How does Tutoring Preventing Learning Loss in Students?
One of the most challenging tests facing parents and schools this year is assisting students who have experienced learning loss. A study by the Stanford Graduate School of Education (GSE) provides new evidence about the COVID-19 pandemic’s impact on learning among elementary grades students. Second- and third-graders were most affected, the study found. Overall, students’ oral reading fluency – the ability to quickly and accurately read aloud – in second and third grade is now approximately 30 percent behind what would be expected in a typical year. Another study conducted by Mckinsey and Company found that students learned only 67 percent of the math and 87 percent of the reading that their same grade peers would typically have learned by the fall. Or in other words, this means students lost the equivalent of three months of learning in mathematics and one-and-a-half months of learning in reading.

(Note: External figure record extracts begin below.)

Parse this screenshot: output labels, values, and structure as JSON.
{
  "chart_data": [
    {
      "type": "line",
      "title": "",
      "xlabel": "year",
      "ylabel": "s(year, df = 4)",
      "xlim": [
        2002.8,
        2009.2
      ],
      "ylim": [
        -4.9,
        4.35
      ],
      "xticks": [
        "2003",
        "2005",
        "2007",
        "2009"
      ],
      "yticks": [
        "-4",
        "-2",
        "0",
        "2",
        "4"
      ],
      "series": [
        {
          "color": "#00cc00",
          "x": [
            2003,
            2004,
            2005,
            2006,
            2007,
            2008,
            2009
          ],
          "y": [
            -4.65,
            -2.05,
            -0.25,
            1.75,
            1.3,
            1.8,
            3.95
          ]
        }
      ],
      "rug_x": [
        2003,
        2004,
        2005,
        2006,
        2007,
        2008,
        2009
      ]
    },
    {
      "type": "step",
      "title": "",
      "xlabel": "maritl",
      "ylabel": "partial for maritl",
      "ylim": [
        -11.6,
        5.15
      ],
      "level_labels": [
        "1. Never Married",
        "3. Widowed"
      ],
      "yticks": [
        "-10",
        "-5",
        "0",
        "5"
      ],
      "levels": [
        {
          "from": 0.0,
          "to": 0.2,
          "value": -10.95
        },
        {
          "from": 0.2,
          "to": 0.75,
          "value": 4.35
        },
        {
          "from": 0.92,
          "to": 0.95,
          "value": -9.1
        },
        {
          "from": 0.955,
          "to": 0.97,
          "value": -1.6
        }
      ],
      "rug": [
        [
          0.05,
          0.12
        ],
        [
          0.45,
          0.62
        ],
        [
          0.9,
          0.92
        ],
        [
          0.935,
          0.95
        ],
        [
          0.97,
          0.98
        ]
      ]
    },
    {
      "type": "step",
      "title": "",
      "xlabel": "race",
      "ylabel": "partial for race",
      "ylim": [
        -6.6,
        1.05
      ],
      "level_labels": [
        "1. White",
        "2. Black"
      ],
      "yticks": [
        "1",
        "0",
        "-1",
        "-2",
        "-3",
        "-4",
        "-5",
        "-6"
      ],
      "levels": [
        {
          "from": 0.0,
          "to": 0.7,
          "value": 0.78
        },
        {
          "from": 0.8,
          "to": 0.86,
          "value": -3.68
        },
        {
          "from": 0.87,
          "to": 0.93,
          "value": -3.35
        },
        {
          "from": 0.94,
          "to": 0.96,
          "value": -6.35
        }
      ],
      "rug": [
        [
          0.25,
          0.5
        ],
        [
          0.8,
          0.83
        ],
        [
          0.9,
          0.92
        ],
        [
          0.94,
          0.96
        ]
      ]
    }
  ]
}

What is the most effective intervention for learning loss?
Research shows that the most effective strategy to recouping learning losses is high-dosage tutoring—generally defined as one-on-one tutoring or tutoring in small groups at least three times a week or for about 50 hours over a semester. On average, the effect sizes are robust, and it is convincing, tutoring’s effectiveness on learning is among the largest of all interventions seen in education.
Tutoring seems to work on a wide range of subjects. Two recent meta-analyses studying the subject specificity of tutoring within the context of struggling readers in the elementary grades and elementary math programs found evidence of success for both content areas.
But why is tutoring so effective? In such small groups or one-on-one settings, teachers can better customize teaching to the specific content needs students have missed or the prerequisite skills they need to enhance. It’s easier for a student to develop a relationship and rapport with a dedicated tutor they see several times a week.
School vs. Private tutoring
Many school districts have attempted to do tutoring on their own, by offering afterschool programs or as a part of federally required interventions by the former, No Child Left Behind Act. But these low-dosage tutoring efforts don’t usually have the same impact as high-dosage tutoring. Typically, they also have fewer quality-control parameters, such as the tutor’s experience and expertise and variable attendance rates.